Futurs assassins
La mort. L’angoisse.
L’air de rien, autour de quelques verres un vendredi soir, quelques étudiants en médecine passant une bonne soirée, avec une étudiante de commerce qui les écoute quand ils discutent médecine, commencent à en parler, d’un air détaché. "J’ai eu ma première mort.". Le substantif dédaigneux comme s’il s’était agi d’une piqûre, d’une prise de réflexe ou d’un souffle cardiaque. Le substantif familier du code, de ce qui est désigné du doigt sur un papier feuilleté pendant les révisions. Celui-là même auquel on fait appel pour les blagues et jeux de mots sectaires, spécifiques à nos études et qui, rien que pour ça, nous font rire. Ma première mort, disait-elle, avant de rajouter que le contexte fit de la chose une expérience moins « marrante » qu’elle ne devait l’être. Et aux autres de rétorquer par des vécus similaires, où ne pas avoir connu ou parlé avec le patient rend moins intéressant son décès. L’autre étudiante, effarée.

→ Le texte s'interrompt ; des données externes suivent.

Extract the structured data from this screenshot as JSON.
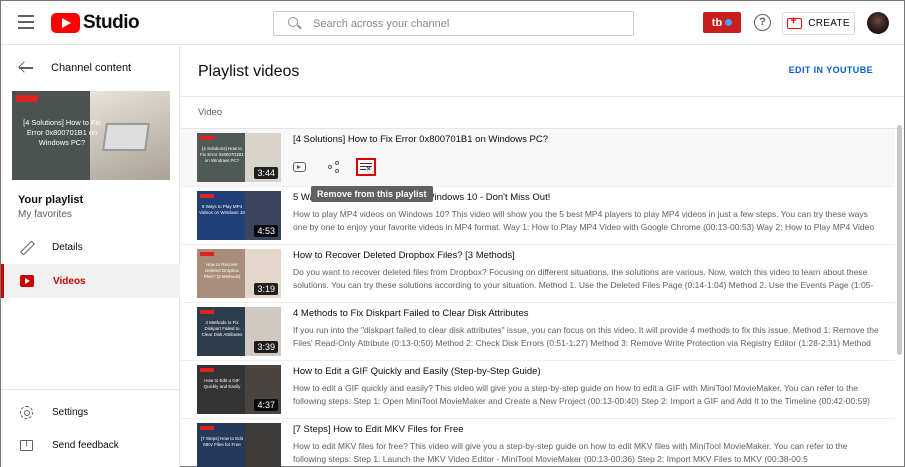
{
  "header": {
    "logo_text": "Studio",
    "search_placeholder": "Search across your channel",
    "extension_label": "tb",
    "help_label": "?",
    "create_label": "CREATE"
  },
  "sidebar": {
    "back_label": "Channel content",
    "playlist_thumb_text": "[4 Solutions] How to Fix Error 0x800701B1 on Windows PC?",
    "playlist_title": "Your playlist",
    "playlist_subtitle": "My favorites",
    "items": [
      {
        "label": "Details"
      },
      {
        "label": "Videos"
      }
    ],
    "settings_label": "Settings",
    "feedback_label": "Send feedback",
    "feedback_icon_glyph": "!"
  },
  "main": {
    "title": "Playlist videos",
    "edit_link": "EDIT IN YOUTUBE",
    "column_header": "Video",
    "tooltip": "Remove from this playlist",
    "videos": [
      {
        "title": "[4 Solutions] How to Fix Error 0x800701B1 on Windows PC?",
        "description": "",
        "duration": "3:44",
        "thumb_text": "[4 Solutions] How to Fix Error 0x800701B1 on Windows PC?",
        "thumb_left": "#4f5a56",
        "thumb_right": "#d8d3cb"
      },
      {
        "title": "5 Ways to Play MP4 Videos on Windows 10 - Don't Miss Out!",
        "description": "How to play MP4 videos on Windows 10? This video will show you the 5 best MP4 players to play MP4 videos in just a few steps. You can try these ways one by one to enjoy your favorite videos in MP4 format. Way 1: How to Play MP4 Video with Google Chrome (00:13-00:53) Way 2: How to Play MP4 Video",
        "duration": "4:53",
        "thumb_text": "5 Ways to Play MP4 Videos on Windows 10",
        "thumb_left": "#1f3f77",
        "thumb_right": "#3a4660"
      },
      {
        "title": "How to Recover Deleted Dropbox Files? [3 Methods]",
        "description": "Do you want to recover deleted files from Dropbox? Focusing on different situations, the solutions are various. Now, watch this video to learn about these solutions. You can try these solutions according to your situation. Method 1. Use the Deleted Files Page (0:14-1:04) Method 2. Use the Events Page (1:05-",
        "duration": "3:19",
        "thumb_text": "How to Recover Deleted Dropbox Files? [3 Methods]",
        "thumb_left": "#a88d7b",
        "thumb_right": "#e3d7cc"
      },
      {
        "title": "4 Methods to Fix Diskpart Failed to Clear Disk Attributes",
        "description": "If you run into the \"diskpart failed to clear disk attributes\" issue, you can focus on this video. It will provide 4 methods to fix this issue. Method 1: Remove the Files' Read-Only Attribute (0:13-0:50) Method 2: Check Disk Errors (0:51-1:27) Method 3: Remove Write Protection via Registry Editor (1:28-2:31) Method",
        "duration": "3:39",
        "thumb_text": "4 Methods to Fix Diskpart Failed to Clear Disk Attributes",
        "thumb_left": "#2c3d4d",
        "thumb_right": "#cfc9c1"
      },
      {
        "title": "How to Edit a GIF Quickly and Easily (Step-by-Step Guide)",
        "description": "How to edit a GIF quickly and easily? This video will give you a step-by-step guide on how to edit a GIF with MiniTool MovieMaker. You can refer to the following steps: Step 1: Open MiniTool MovieMaker and Create a New Project (00:13-00:40) Step 2: Import a GIF and Add It to the Timeline (00:42-00:59)",
        "duration": "4:37",
        "thumb_text": "How to Edit a GIF Quickly and Easily",
        "thumb_left": "#343434",
        "thumb_right": "#4a4440"
      },
      {
        "title": "[7 Steps] How to Edit MKV Files for Free",
        "description": "How to edit MKV files for free? This video will give you a step-by-step guide on how to edit MKV files with MiniTool MovieMaker. You can refer to the following steps: Step 1: Launch the MKV Video Editor - MiniTool MovieMaker (00:13-00:36) Step 2: Import MKV Files to MKV (00:38-00:5",
        "duration": "",
        "thumb_text": "[7 Steps] How to Edit MKV Files for Free",
        "thumb_left": "#253a5a",
        "thumb_right": "#3d3a37"
      }
    ]
  }
}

Et à Martin Winckler de dire à propos de la mort de son père : « Il ne s’agissait pas d’un hémiplégique anonyme râlant sur son lit et dont je pouvais oublier l’existence en fermant la porte derrière moi après la visite. Il ne s’agissait pas d’une cancéreuse naguère plantureuse mais déjà squelettique mourant au milieu des siens. Il ne s’agissait pas de cet homme de mon âge que j’avais bêtement tenté de ranimer alors qu’il gisait depuis une heure, le thorax écrasé par le volant de son tracteur retourné. (…) Médecin témoin ? »
Quelle est donc cette responsabilité médicale, dans le sens du milieu médical et pas seulement réservé à la caste des médecins, qui fait qu’une erreur pendant un jour de travail peut entraîner la souffrance de quelqu’un ? Une erreur, là aussi pas seulement dans le sens du geste, mais beaucoup de la parole également. Comme celle que je peux commettre en tant que brancardier dans la chambre d’une jeune femme dont l’état est pire que celui de la mort ou de la vie végétative : celui de la condamnation à vivre et à comprendre. Les médecins sont des êtres humains dit Winckler, et le soir, pour se soigner de leur journée, les étudiants dominent la mort avant de devoir chialer de toutes leurs larmes d’avoir dû être médecin d’un proche. Ils dominent la souffrance avant de devoir se rendre compte que rien de bon ne semble sortir de leur bouche, et que leurs mains font mal.
Maintenant je comprends qu’autour de cette table nous sommes, comme le dit Winckler, de futurs assassins.